Regia di Paul Greengrass vedi scheda film
Torna Bourne, Jason Bourne, quello vero con Matt Damon in azione e Paul Greengrass, uno dei migliori artigiani in servizio a Hollywood, alla direzione, per cui è ovvio che i tanti affezionati della prima ora - la trilogia originale - abbiano manifestato un interesse enorme verso questo progetto.
Se la delusione rimane assai distante dall’essere provata, si può comunque registrare qualche mugugno, soppiantato (in buona parte) da una maestria tecnica cui il cinema dei grandi numeri americano non è più avvezzo.
Quando Nicky Parsons (Julia Stiles) entra in possesso d’informazioni basilari su Jason Bourne (Matt Damon), lo contatta e le loro comunicazioni mettono in allarme la Cia, nella fattispecie Robert Dewey (Tommy Lee Jones) che vuole eliminare dai giochi l’ex agente scomparso da tempo dalla circolazione.
Così, se ufficialmente assegna l’incarico di trovare Bourne alla determinata Heather Lee (Alicia Vikander), spedisce sul campo anche Asset (Vincent Cassel), il cui unico obiettivo è uccidere chi considera essere un traditore.
Mentre Bourne scopre tasselli fondamentali del suo passato, si avvicina la resa dei conti con chi lo vuole fuori dai giochi.

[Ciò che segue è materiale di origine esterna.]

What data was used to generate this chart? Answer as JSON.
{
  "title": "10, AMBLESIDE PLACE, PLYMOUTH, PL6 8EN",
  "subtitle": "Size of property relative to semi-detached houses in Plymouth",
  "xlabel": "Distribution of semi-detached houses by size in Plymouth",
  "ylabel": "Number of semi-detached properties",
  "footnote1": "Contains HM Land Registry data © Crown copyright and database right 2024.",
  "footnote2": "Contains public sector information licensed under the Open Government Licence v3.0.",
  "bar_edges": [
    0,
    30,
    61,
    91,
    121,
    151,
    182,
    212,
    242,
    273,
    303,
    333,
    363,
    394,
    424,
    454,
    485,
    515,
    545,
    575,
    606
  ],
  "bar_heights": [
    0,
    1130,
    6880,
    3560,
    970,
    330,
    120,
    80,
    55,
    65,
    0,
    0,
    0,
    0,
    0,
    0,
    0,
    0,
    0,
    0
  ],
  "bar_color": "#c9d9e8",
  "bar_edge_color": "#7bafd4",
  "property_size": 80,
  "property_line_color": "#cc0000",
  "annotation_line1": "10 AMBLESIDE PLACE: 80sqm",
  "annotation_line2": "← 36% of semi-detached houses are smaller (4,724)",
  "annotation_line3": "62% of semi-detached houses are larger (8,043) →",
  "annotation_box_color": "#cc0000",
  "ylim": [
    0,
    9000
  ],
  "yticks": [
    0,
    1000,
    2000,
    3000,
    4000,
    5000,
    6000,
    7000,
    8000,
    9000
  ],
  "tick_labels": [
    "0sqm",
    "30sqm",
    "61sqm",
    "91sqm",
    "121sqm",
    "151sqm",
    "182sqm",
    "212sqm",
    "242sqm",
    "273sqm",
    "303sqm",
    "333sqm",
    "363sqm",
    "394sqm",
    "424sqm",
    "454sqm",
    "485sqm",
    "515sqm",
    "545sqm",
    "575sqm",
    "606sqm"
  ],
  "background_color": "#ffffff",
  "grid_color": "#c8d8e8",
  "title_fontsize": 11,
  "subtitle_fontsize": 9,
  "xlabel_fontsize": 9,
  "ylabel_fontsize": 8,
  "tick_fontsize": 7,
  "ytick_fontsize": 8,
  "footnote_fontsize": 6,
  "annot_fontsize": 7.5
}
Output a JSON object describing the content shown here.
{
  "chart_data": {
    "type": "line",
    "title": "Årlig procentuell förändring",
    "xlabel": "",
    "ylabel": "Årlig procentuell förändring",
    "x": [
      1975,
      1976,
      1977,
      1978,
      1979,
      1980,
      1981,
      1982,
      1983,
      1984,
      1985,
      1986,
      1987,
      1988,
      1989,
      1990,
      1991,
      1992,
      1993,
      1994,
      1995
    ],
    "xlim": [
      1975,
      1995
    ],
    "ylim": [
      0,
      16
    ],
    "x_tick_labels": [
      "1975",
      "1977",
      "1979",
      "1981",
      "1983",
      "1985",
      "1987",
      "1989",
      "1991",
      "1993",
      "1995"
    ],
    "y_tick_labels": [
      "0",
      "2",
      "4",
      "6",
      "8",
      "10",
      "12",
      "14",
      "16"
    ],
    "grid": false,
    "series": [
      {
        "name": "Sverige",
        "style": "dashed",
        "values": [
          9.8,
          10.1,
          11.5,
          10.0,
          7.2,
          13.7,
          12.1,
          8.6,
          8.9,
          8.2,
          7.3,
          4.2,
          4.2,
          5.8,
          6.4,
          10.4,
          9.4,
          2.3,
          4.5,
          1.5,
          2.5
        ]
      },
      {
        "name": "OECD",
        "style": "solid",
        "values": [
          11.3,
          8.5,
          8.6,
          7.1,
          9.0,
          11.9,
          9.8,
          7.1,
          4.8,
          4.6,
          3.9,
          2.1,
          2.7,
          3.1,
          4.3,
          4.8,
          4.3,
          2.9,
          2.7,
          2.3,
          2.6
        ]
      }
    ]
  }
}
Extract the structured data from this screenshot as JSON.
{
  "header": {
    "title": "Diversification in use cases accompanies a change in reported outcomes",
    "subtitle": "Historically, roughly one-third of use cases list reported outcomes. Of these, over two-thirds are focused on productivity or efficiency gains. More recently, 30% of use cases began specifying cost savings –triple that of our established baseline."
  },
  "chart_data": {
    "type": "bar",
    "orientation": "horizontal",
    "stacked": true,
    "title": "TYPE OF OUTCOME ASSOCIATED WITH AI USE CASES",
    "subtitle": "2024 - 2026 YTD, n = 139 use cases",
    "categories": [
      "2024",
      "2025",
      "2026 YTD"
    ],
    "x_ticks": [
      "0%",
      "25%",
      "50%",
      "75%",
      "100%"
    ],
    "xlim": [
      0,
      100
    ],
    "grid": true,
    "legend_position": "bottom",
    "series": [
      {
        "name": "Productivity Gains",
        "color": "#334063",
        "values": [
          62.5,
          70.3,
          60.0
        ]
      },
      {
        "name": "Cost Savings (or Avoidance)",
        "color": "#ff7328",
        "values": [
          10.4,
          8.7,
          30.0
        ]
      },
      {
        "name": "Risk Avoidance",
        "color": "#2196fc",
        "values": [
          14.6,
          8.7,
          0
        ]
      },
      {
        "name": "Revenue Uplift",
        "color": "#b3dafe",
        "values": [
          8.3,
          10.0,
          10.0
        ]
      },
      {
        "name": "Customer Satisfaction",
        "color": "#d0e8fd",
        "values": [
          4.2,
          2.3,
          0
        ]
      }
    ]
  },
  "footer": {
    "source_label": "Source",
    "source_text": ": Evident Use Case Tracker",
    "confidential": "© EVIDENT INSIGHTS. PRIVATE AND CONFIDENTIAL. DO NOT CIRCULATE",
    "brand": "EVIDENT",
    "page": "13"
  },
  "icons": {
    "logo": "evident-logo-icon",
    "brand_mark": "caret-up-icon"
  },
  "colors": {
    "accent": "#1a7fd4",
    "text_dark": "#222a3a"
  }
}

Ci sono cose che è meglio non sapere, soprattutto se ci si ritrova nei dintorni di un punto critico, ma quando ci si chiama Jason Bourne, e si pregusta il sapore dell’agognata verità, nessun pericolo può fare realmente paura.
Per carità, prende botte, compie ruzzoloni, precipita dal quinto piano, ma sappiamo che in qualche modo ne uscirà sempre.
Paul Greengrass attiva un meccanismo che è un’ode allo spettacolo evoluto attraverso quattro macrosequenze – Atene, con i disordini di piazza che richiamano il caos legato alle vicende segrete degli enti governativi più influenti del globo, Berlino, Londra e Las Vegas – senza reali intervalli riflessivi.
Riesce a movimentare anche una ricerca di dati e il montaggio impone ritmo anche alle azioni più semplici, figuriamoci a quelle più lunghe e complesse.
Il livello tecnico, almeno sotto il punto di vista cinematografico, è molto alto, ma la costruzione alla fin fine appare controllata per non dire liscia, così che Jason Bourne finisce con l’essere prevedibile, tanto che in ogni settore s’intuisce precocemente quanto avverrà, almeno nel suo estratto saliente.
Un difetto sostanziale che non si riesce a rimuovere nonostante il pregevole formato action e il carico identificativo del personaggio che questa volta compie il passo più cospicuo dell’intera saga.
Anche il cast segue l’indicazione d.o.c. di alta appetibilità; Matt Damon, altrove oggetto di (almeno presunti) salvataggi (Salvate il soldato Ryan, Interstellar e The martian), è anima e corpo inscindibile con il suo coriaceo personaggio, Tommy Lee Jones e Alicia Vikander sono strumenti del riquadro dai quali ricavi esattamente ciò che ti aspetteresti (purtroppo, interpretazioni di routine), mentre Vincent Cassel è agguerrito e fascinoso nella risolutezza del suo personaggio.
Così, Jason Bourne lascia un sapore contrastato, non si può dire che sia particolarmente zoppicante ma nemmeno soddisfa fino in fondo, è sempre pieno ma non arriva mai a sfondare (se non le scenografie), imbastito per segnare un deciso approdo, ma è anche un lascito per future avventure, nel caso, si spera, con scenari rinnovati e ampliati.
Poche sorprese, tante qualità tecniche e quantità da vendere.